Weil has been drawing since childhood, and his creative impulses have frequently caused his career plans to jump the track. While studying economics in grad school at Berkeley he took a year off to devote himself exclusively to black-and-white photography (he’s always trying to figure out where his love of gray came from). He experimented with double exposure and printing techniques like solarization. After finishing school he spent a few years using silkscreen to make political posters (some of these got reproduced with favorable notice in Mother Jones). “Art kept popping up like a mushroom in the woods,” he says.

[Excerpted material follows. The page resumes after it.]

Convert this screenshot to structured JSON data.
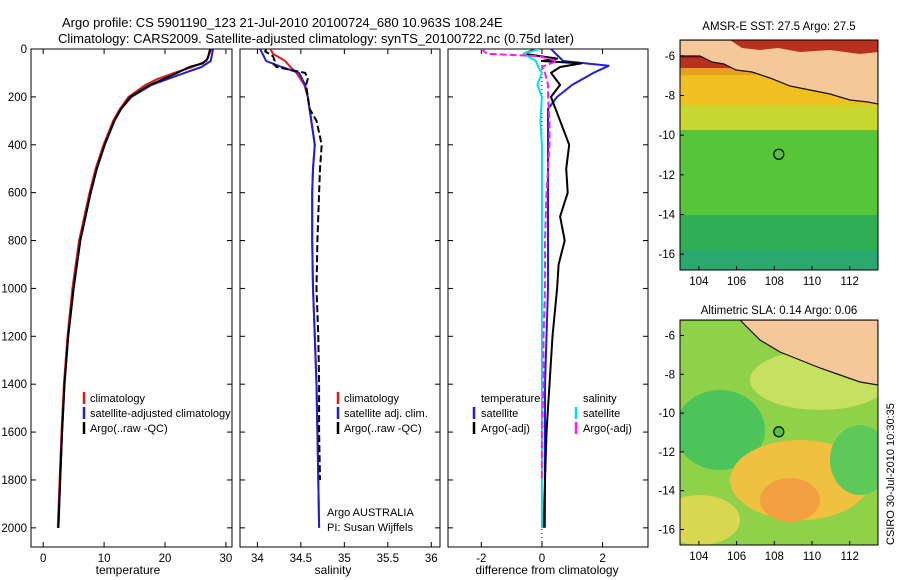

In 2011, after the death of his wife, he dropped other pursuits and gave his full attention to art. His first effort was an enormous drawing on paper, a phantasmagoria expressing his feelings at the time. He created pieces that made use of the materials of his wife’s sickroom. He took up pastels again, as he had often done in the past; but as had also happened before, he found himself lured away from color by the challenge of monochrome—gray, black, and white.

One day, while shopping for charcoal sticks, Weil discovered powdered charcoal and powdered graphite. He experimented with both but dropped graphite because it was too easy to make something pretty: “Graphite has its own inherent beauty that has nothing to do with me, only the material” he says. “It felt like cheating, a way to create beautiful stuff without soul.”

So he opted to work with the more challenging powdered charcoal. He developed a set of tools and discovered for himself a repertoire of techniques using natural forces (air and water) to produce images that, though produced rapidly, seem the result of slow natural processes. He works outdoors and has even tried to use the rain to assist in image-making. He says, “I like the patterned randomness created by natural forces, but what really thrills me is the magic of discovery and surprise that comes from making work with this medium."